I follow at least 20 blogs. The ones I follow make me think, some by giving me information, the rest by offering a perspective I wouldn’t find on my own. A good blog lets me see the world through a different pair of eyes and that lets me look at my own life in a fresh way. In addition, the agent blogs I follow help me get some small sense of the agent’s personality, which gives me a sense of whether or not I would want to work with that person. (Whether or not that person would want to work with me is a completely different story.) That’s what I aim for with this blog: to entertain, and maybe to give someone a bit of a different perspective.

But even so, I sometimes wonder why I’m blogging. Is it narcissistic? Maybe. I know I try to turn my thoughts outward, to make them about more than me and my life, to make them at least a little useful. Or if not useful, then entertaining.

My commitment to posting every day can undercut those goals; there are days when I don’t have anything entertaining or useful to say. In theory, I should probably skip posting on those days. Something inside refuses that; something inside is convinced there’s value in the dailiness of this venture, as if it matters to record to the dull, useless days as well as the entertaining, useful ones.

The one thing that doesn’t cross my mind is quitting. When I think about it, I resist, which tells me I’m getting something out of this, something I don’t want to lose. I’m not sure what it is. I don’t actually need to know; that faint sense of something digging in its heels when I think of stopping is the only thing I need to keep going. But I imagine I’ll keep thinking about this, because I’m curious and because the better grip I have on why I behave the way I do, the better able I am to manage myself. You’re a much better cat-herd if you don’t expect cats to act like sheep.

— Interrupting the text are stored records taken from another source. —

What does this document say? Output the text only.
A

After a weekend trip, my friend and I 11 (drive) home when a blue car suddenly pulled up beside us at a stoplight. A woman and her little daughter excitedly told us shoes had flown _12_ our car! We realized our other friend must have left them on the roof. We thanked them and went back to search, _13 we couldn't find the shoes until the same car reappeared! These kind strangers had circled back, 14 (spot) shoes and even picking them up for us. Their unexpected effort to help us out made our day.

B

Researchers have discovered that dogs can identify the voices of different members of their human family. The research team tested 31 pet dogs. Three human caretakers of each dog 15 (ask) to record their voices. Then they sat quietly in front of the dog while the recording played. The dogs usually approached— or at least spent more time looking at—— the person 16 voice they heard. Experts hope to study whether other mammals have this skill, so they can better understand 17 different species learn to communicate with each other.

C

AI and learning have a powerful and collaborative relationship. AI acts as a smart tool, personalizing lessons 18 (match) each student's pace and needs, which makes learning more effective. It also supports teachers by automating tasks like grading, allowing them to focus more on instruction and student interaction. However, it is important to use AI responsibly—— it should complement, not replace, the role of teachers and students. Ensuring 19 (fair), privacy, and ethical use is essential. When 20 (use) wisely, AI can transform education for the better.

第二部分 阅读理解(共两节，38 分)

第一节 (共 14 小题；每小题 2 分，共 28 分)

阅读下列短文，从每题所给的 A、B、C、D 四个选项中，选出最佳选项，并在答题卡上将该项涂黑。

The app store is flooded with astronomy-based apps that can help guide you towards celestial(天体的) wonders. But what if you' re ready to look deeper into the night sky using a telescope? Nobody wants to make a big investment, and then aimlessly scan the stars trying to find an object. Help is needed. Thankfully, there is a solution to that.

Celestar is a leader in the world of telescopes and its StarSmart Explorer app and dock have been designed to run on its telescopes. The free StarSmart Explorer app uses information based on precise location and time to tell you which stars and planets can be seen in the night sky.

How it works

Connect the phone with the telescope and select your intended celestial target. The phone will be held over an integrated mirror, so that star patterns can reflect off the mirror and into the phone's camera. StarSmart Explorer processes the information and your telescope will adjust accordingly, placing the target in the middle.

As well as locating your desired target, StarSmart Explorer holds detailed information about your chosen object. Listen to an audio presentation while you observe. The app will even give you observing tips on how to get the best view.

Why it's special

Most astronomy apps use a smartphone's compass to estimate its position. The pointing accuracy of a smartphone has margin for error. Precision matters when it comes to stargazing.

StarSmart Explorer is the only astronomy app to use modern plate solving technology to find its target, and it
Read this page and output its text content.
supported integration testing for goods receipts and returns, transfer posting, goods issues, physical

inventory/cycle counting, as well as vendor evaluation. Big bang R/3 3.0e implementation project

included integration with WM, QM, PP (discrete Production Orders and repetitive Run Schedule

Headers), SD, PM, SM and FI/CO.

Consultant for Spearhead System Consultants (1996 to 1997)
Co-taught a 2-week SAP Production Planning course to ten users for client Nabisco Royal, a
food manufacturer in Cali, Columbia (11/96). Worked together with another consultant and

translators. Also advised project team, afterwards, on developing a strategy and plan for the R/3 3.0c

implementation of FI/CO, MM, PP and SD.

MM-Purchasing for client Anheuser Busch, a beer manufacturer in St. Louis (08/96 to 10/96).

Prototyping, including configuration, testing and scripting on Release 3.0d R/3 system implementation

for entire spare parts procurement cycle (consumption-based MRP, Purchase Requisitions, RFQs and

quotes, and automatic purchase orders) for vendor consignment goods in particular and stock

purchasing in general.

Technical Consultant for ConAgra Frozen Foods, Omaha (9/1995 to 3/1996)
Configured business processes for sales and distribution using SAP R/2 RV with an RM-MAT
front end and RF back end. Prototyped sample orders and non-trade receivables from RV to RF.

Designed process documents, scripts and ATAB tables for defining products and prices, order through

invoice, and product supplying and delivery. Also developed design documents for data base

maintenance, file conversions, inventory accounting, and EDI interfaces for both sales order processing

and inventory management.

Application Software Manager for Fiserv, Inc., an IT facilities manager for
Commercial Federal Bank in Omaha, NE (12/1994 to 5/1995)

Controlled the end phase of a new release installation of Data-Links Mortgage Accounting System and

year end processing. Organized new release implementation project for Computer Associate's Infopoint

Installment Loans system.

And if I ever figure it out, I’ll explain it here.

September 23, 2008: The New Project

Last night, when I was sitting up in bed, a letter for the new project came to me. I wrote it down…and then another letter came, followed immediately by an idea for a short correspondence. I wrote it tonight on the bus (writing on the bus is a story for another day), and then I posted it on the new blog, Notes from Fenis.

I said last night that I planned on posting once a week, on the same day of the week. I still like the once a week idea, but I had Sunday in mind. I’m not sure why — it just occurred to me. I may stick with that, the Sunday thing, and put up a second posting at the end of the week.

The unexpected thing is how much I enjoyed writing the correspondence. I think it’s a kind of very short story, and that would be interesting to play with.

Anyway, we’ll see how this latest thing goes…

September 22, 2008: A New Project

At dinner the other night, the subject of blogs came up, and as part of the discussion, one diner said to another, “I love your blog — it’s my favorite.” (The blog is Nineteen Teen: Being a Teenager in the Nineteenth Century.) Something in Marissa’s response made me think writing blog entries from the perspectives of her characters. Well, it wasn’t just what Marissa said — I made that assumption because I’ve seen it quite a bit.

I think blogging as a character is a cool thing to do. In fact, I got to thinking about a blog for my characters, where they write whatever. Almost as soon I considered the idea, I realized it would never happen. My characters would never reveal themselves publicly. Even a diary would be too much for Ilsabet.

But then I thought about a blog that was about the empire of Altus Estania, about Ilsabet’s world. It occurred to me that even if it doesn’t interest anyone else, posting letters, notes, advertisements, schedules of worship at the various shrines, and other kinds of written information would help me live in my world. It could give me a stronger sense of the everyday in my world, which can only make my writing stronger.

So that’s what I’m going to do. I won’t post every day — my thought is once a week, on the same day of the week. As soon as I’m ready to go, I’ll post an announcement here, and there’ll be a link, too.